Un’analisi economica svela il costo esorbitante di leggi contorte e ambigue. L’incertezza normativa è una tassa occulta che paralizza l’Italia.
L’ordinamento giuridico italiano si fonda su un pilastro apparentemente inscalfibile, scolpito nell’articolo 5 del codice penale: l’ignoranza della legge non è una scusante. Eppure, questo principio si scontra ogni giorno con una realtà ben diversa, quella di leggi scritte male, testi normativi così contorti e nebulosi da risultare incomprensibili non solo per i comuni cittadini e le imprese, ma spesso anche per gli stessi giuristi. Questa non è una semplice questione di stile, ma un difetto sistemico che impone un costo economico enorme al Paese, una sorta di tassa non dichiarata che frena lo sviluppo e alimenta l’incertezza.
Il paradosso della legge italiana
Il principio secondo cui la legge non ammette ignoranza, “ignorantia iuris non excusat”, suona quasi come una beffa per chiunque tenti di navigare le acque agitate della legislazione italiana. Lo Stato pretende che ogni cittadino conosca le regole, ma allo stesso tempo le redige in un linguaggio oscuro, attraverso frasi interminabili, piene di incisi e rimandi normativi che trasformano la lettura in un’impresa. La reazione più comune di fronte a un testo di legge non è la comprensione, ma lo smarrimento: un “non ho capito che c’è scritto” che è la diretta conseguenza di una pessima tecnica legislativa. Questa difficoltà non riguarda solo i non addetti ai lavori; anche gli esperti di diritto si trovano spesso a dover decifrare un groviglio di norme la cui interpretazione è tutt’altro che univoca.
Chi paga il prezzo dell’incertezza normativa?
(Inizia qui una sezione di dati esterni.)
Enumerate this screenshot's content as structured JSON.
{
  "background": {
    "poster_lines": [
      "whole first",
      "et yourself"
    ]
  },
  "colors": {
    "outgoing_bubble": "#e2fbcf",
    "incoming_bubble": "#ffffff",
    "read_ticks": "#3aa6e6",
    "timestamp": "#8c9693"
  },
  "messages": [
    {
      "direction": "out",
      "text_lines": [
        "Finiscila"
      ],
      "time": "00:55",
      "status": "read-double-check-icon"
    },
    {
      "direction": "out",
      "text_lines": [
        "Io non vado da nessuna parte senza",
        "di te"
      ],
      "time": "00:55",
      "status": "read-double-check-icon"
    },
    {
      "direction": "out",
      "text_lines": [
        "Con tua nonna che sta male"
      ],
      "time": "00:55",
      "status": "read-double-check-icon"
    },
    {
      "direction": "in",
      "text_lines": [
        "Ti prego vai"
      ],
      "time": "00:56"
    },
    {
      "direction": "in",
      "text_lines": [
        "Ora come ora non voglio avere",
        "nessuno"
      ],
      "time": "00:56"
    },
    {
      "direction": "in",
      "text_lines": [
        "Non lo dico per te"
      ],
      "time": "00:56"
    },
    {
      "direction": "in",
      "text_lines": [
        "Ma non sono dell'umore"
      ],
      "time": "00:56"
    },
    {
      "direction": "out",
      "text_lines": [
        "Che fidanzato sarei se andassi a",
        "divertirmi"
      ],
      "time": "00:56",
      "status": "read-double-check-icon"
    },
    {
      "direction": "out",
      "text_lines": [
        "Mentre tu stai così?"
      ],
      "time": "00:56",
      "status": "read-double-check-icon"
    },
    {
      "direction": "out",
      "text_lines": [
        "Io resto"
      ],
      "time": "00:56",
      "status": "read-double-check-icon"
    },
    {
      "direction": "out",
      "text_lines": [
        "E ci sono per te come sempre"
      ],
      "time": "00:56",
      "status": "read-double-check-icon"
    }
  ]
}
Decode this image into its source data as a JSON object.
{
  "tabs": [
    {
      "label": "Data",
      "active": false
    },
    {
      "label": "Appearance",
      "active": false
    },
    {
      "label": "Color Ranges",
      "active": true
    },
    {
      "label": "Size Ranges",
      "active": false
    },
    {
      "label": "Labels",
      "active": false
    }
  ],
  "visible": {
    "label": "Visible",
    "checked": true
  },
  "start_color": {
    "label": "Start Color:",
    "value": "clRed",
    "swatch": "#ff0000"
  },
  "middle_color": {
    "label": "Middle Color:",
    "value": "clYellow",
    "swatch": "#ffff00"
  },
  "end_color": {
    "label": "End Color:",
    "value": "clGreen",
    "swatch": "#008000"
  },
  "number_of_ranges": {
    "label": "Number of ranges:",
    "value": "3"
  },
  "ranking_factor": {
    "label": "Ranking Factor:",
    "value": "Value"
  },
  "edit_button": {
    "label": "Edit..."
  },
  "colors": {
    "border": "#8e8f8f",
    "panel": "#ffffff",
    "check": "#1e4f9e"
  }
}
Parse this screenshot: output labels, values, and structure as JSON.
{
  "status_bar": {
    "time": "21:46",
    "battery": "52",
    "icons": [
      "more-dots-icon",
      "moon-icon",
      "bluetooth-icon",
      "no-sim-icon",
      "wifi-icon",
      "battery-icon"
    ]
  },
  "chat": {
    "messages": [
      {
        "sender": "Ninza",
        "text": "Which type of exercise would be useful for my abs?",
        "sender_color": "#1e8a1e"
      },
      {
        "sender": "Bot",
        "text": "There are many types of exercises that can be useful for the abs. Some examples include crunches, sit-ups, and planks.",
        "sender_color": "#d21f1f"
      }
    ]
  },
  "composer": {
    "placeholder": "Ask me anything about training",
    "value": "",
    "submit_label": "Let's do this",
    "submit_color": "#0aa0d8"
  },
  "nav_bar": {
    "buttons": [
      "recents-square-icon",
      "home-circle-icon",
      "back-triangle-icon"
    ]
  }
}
Il prezzo di questa confusione normativa è altissimo e viene pagato da tutti, ma in particolare dal tessuto produttivo del Paese. Un recente studio condotto da un gruppo di economisti ha cercato di quantificare questo danno, arrivando a una stima di svariati miliardi di euro. L’incertezza normativa agisce come un freno a mano tirato per le imprese. Come può un imprenditore pianificare investimenti a lungo termine se il quadro legale di riferimento è ambiguo e soggetto a interpretazioni mutevoli? Le leggi scritte male generano costi diretti, legati a consulenze legali sempre più necessarie, e costi indiretti, derivanti da contenziosi, ritardi e, soprattutto, dalla rinuncia a nuove iniziative imprenditoriali per paura di incorrere in sanzioni o problemi legali imprevisti. Si tratta di una vera e propria tassa occulta sulla competitività.
Perché i testi di legge sono così complessi?
La pessima qualità della scrittura delle leggi italiane è un problema strutturale che ha radici profonde. I testi sono spesso inutilmente lunghi, arzigogolati e appesantiti da un numero esorbitante di rimandi ad altre norme, creando un labirinto in cui è facile perdersi. Questa complessità non è solo un vezzo stilistico, ma il risultato di processi legislativi frettolosi e stratificati nel tempo. La conseguenza diretta è una profonda ambiguità che si ripercuote sull’intero sistema. Per i cittadini e le imprese, l’incapacità di comprendere chiaramente i propri diritti e doveri crea una sensazione di impotenza e sfiducia verso le istituzioni. Per i giudici, chiamati a interpretare e applicare queste norme, il lavoro diventa un esercizio di esegesi su testi oscuri, con il rischio concreto di decisioni difformi e di una giustizia imprevedibile.